Partial Index : A feature that creates an index only when certain conditions are met. It allows for efficient index creation and maintenance by narrowing the scope of the index.
When a value with only name
is inserted, stu_1col_uni_idx
allows only one row with the same name
where major
is null
. By creating two complementary indexes, we can skillfully prevent duplicates with null
values in a specific
column.
An error occurs when trying to store a value without major
However, when there are two unique constraints like this, since only one constraint check is allowed during Upsert
execution, the batch did not run as intended.

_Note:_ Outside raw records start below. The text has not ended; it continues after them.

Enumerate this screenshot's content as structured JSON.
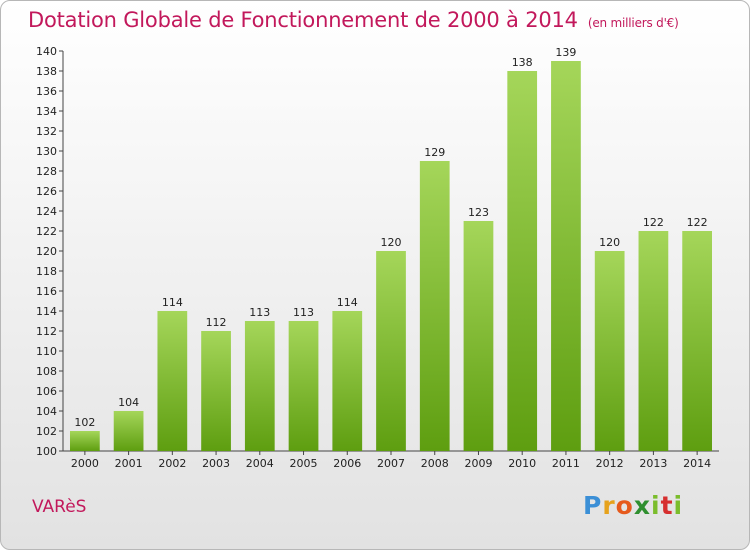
{
  "chart_title": "Dotation Globale de Fonctionnement de 2000 à 2014",
  "chart_subtitle": "(en milliers d'€)",
  "commune": "VARèS",
  "logo": [
    "P",
    "r",
    "o",
    "x",
    "i",
    "t",
    "i"
  ],
  "colors": {
    "title": "#c2185b",
    "bar_top": "#a5d65a",
    "bar_bottom": "#5e9e10"
  },
  "chart_data": {
    "type": "bar",
    "title": "Dotation Globale de Fonctionnement de 2000 à 2014",
    "subtitle": "(en milliers d'€)",
    "categories": [
      "2000",
      "2001",
      "2002",
      "2003",
      "2004",
      "2005",
      "2006",
      "2007",
      "2008",
      "2009",
      "2010",
      "2011",
      "2012",
      "2013",
      "2014"
    ],
    "values": [
      102,
      104,
      114,
      112,
      113,
      113,
      114,
      120,
      129,
      123,
      138,
      139,
      120,
      122,
      122
    ],
    "ylim": [
      100,
      140
    ],
    "ytick_step": 2,
    "grid": false,
    "xlabel": "",
    "ylabel": ""
  }
}
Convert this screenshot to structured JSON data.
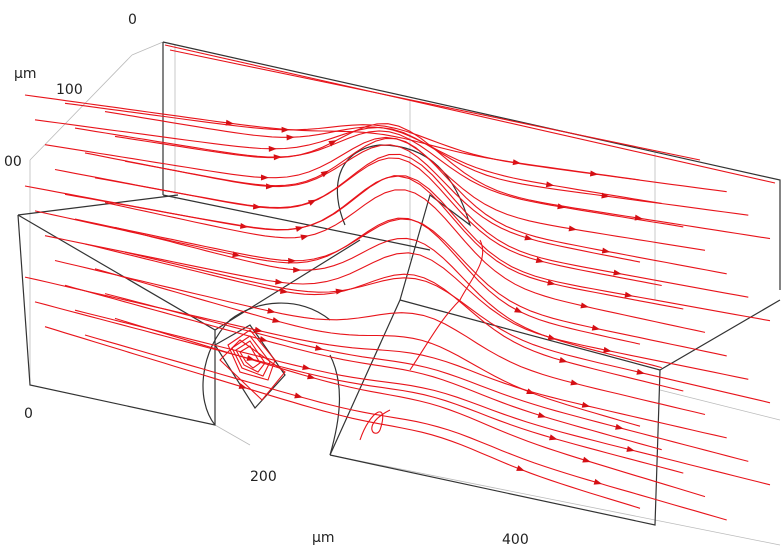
{
  "axis_labels": {
    "top_zero": "0",
    "unit_vertical": "μm",
    "label_100": "100",
    "label_200_cut": "00",
    "left_zero": "0",
    "label_200": "200",
    "unit_horizontal": "μm",
    "label_400": "400"
  }
}
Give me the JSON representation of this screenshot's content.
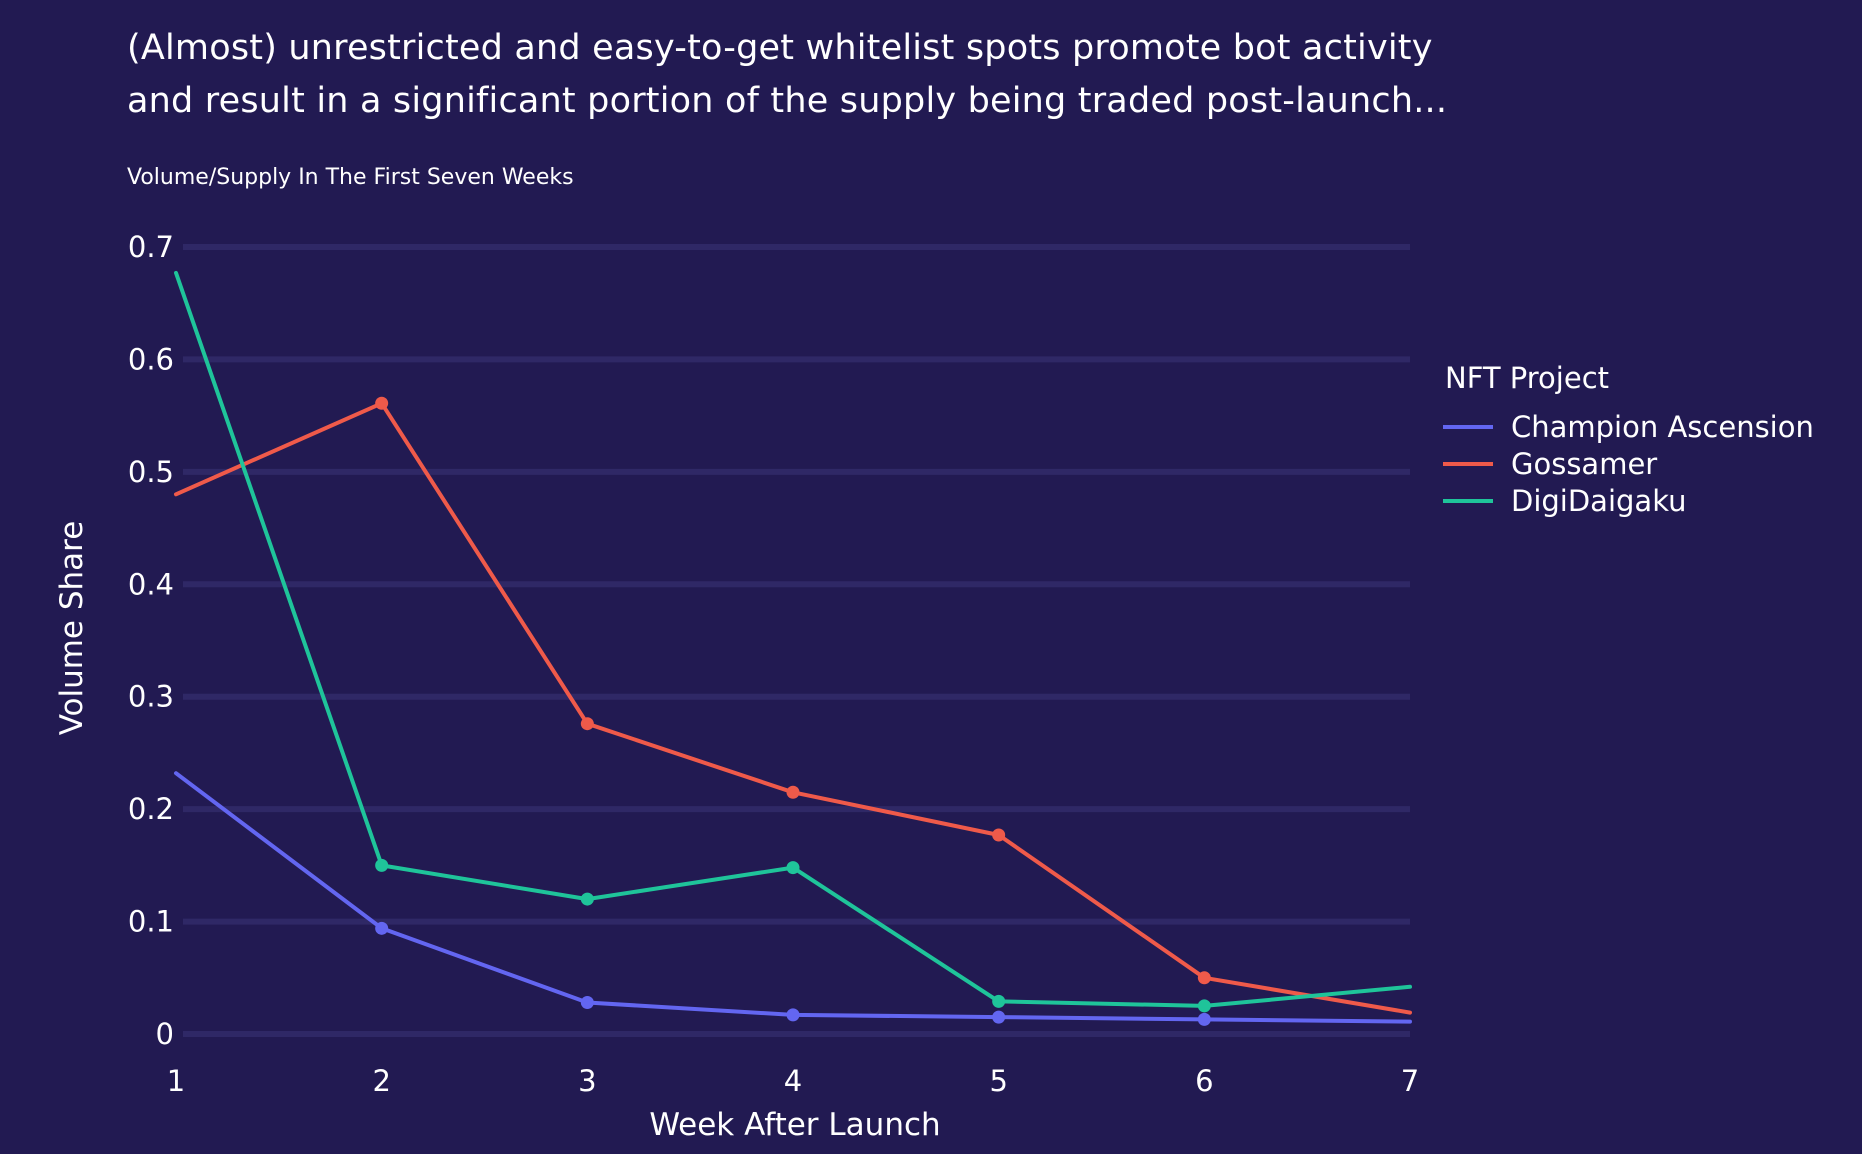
{
  "chart_data": {
    "type": "line",
    "title": "(Almost) unrestricted and easy-to-get whitelist spots promote bot activity and result in a significant portion of the supply being traded post-launch...",
    "title_lines": [
      "(Almost) unrestricted and easy-to-get whitelist spots promote bot activity",
      "and result in a significant portion of the supply being traded post-launch..."
    ],
    "subtitle": "Volume/Supply In The First Seven Weeks",
    "xlabel": "Week After Launch",
    "ylabel": "Volume Share",
    "x": [
      1,
      2,
      3,
      4,
      5,
      6,
      7
    ],
    "x_tick_labels": [
      "1",
      "2",
      "3",
      "4",
      "5",
      "6",
      "7"
    ],
    "y_ticks": [
      0,
      0.1,
      0.2,
      0.3,
      0.4,
      0.5,
      0.6,
      0.7
    ],
    "y_tick_labels": [
      "0",
      "0.1",
      "0.2",
      "0.3",
      "0.4",
      "0.5",
      "0.6",
      "0.7"
    ],
    "xlim": [
      1,
      7
    ],
    "ylim": [
      0,
      0.7
    ],
    "grid": "horizontal",
    "legend_title": "NFT Project",
    "legend_position": "right",
    "series": [
      {
        "name": "Champion Ascension",
        "color": "#6366f1",
        "values": [
          0.232,
          0.094,
          0.028,
          0.017,
          0.015,
          0.013,
          0.011
        ]
      },
      {
        "name": "Gossamer",
        "color": "#ef5a4a",
        "values": [
          0.48,
          0.561,
          0.276,
          0.215,
          0.177,
          0.05,
          0.019
        ]
      },
      {
        "name": "DigiDaigaku",
        "color": "#1fc49a",
        "values": [
          0.677,
          0.15,
          0.12,
          0.148,
          0.029,
          0.025,
          0.042
        ]
      }
    ]
  }
}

After much deliberation, I decided to check if a specific value is missing before executing the SQL and then execute the SQL that meets the conditions.
Implementing SelectConstraintWriter
public class SelectConstraintWriter extends JdbcBatchItemWriter<Student> {
@Setter
private String anotherSql;
@Override
public void write(List<? extends Student> items) {
if (items.isEmpty()) {
return;
}
List<? extends Student> existMajorStudents = items.stream()

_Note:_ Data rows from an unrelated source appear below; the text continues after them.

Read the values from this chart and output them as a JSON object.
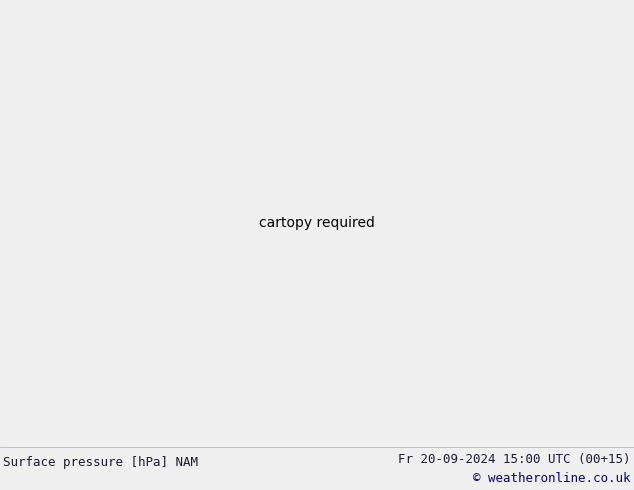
{
  "title_left": "Surface pressure [hPa] NAM",
  "title_right": "Fr 20-09-2024 15:00 UTC (00+15)",
  "copyright": "© weatheronline.co.uk",
  "bg_color": "#d0d0d0",
  "land_color": "#c8e6a8",
  "ocean_color": "#d0d0d0",
  "coast_color": "#808080",
  "border_color": "#808080",
  "footer_bg": "#f0f0f0",
  "footer_text_color": "#1a1a3a",
  "copyright_color": "#00008b",
  "contour_blue_color": "#0000cc",
  "contour_red_color": "#cc0000",
  "contour_black_color": "#000000",
  "figsize": [
    6.34,
    4.9
  ],
  "dpi": 100,
  "lon_min": -175,
  "lon_max": -45,
  "lat_min": 10,
  "lat_max": 85
}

.filter(student -> student.getMajor() != null)
.collect(toList());
List<? extends Student> nullMajorStudents = items.stream()

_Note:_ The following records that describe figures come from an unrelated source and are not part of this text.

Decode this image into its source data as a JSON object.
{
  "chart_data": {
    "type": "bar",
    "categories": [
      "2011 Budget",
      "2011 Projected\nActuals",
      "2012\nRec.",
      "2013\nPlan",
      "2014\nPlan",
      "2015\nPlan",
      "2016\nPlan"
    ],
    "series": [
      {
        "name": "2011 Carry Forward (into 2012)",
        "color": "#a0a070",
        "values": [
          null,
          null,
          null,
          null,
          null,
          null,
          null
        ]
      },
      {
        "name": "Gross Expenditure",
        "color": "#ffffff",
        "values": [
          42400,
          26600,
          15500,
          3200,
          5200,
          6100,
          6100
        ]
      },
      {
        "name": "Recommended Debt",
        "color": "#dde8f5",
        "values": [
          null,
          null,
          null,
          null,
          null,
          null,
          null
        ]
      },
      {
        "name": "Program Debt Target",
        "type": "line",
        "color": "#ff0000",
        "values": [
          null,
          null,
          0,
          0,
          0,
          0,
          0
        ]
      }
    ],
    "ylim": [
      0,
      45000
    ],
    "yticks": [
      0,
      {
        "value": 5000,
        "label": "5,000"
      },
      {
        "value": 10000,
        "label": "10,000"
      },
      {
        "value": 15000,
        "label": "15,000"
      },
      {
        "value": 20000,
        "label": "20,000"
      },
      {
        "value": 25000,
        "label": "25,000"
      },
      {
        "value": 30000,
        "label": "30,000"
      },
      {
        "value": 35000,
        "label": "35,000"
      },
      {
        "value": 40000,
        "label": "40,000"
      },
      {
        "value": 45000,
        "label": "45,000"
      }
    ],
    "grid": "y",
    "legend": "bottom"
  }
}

.filter(student -> student.getMajor() == null)
.collect(toList());
executeSql(existMajorStudents, sql);
executeSql(nullMajorStudents, anotherSql);
}
private void executeSql(List<? extends student> students, String sql) {
if (logger.isDebugEnabled()) {
logger.debug("Executing batch with " + students.size() + " items.");
}
int[] updateCounts;
if (usingNamedParameters) {
if (this.itemSqlParameterSourceProvider == null) {
updateCounts = namedParameterJdbcTemplate.batchUpdate(sql, students.toArray(new Map[students.size()]));
} else {
SqlParameterSource[] batchArgs = new SqlParameterSource[students.size()];
int i = 0;
for (student item : students) {
batchArgs[i++] = itemSqlParameterSourceProvider.createSqlParameterSource(item);
}
updateCounts = namedParameterJdbcTemplate.batchUpdate(sql, batchArgs);
}
} else {
updateCounts = namedParameterJdbcTemplate.getJdbcOperations().execute(sql,
(PreparedStatementCallback<int[]>) ps -> {
for (student item : students) {
itemPreparedStatementSetter.setValues(item, ps);
ps.addBatch();
}
return ps.executeBatch();
});
}
if (assertUpdates) {
for (int i = 0; i < updateCounts.length; i++) {
int value = updateCounts[i];
if (value == 0) {
throw new EmptyResultDataAccessException("Item " + i + " of " + updateCounts.length
+ " did not update any rows: [" + students.get(i) + "]", 1);
}
}
}
}
}
I implemented this by overriding the write
method of the JdbcBatchItemWriter
that was previously used. By checking
the presence of major
in the code and selecting and executing the appropriate SQL, we can ensure that the Upsert
statement works correctly instead of encountering a duplicateKeyException
.
Here is an example of usage:
@Bean
SelectConstraintWriter studentItemWriter() {
String sql1 =
"INSERT INTO student(id, name, major) "
+ "VALUES (nextval('hibernate_sequence'), :name, :major) "
+ "ON CONFLICT (name, major) WHERE major IS NOT NULL "
+ "DO UPDATE "
+ "SET name = :name, "
+ " major = :major";
String sql2 =
"INSERT INTO student(id, name, major) "
+ "VALUES (nextval('hibernate_sequence'), :name, :major) "
+ "ON CONFLICT (name) WHERE major IS NULL "
+ "DO UPDATE "
+ "SET name = :name, "
+ " major = :major";
SelectConstraintWriter writer = new SelectConstraintWriter();
writer.setSql(sql1);
writer.setAnotherSql(sql2);
writer.setDataSource(dataSource);
writer.setItemSqlParameterSourceProvider(new BeanPropertyItemSqlParameterSourceProvider<>());
writer.afterPropertiesSet();
return writer;
}
Conclusion
It's regrettable that if PostgreSQL
allowed multiple constraint checks during Upsert
execution, we wouldn't have
needed to go to such lengths. I hope for updates in future versions.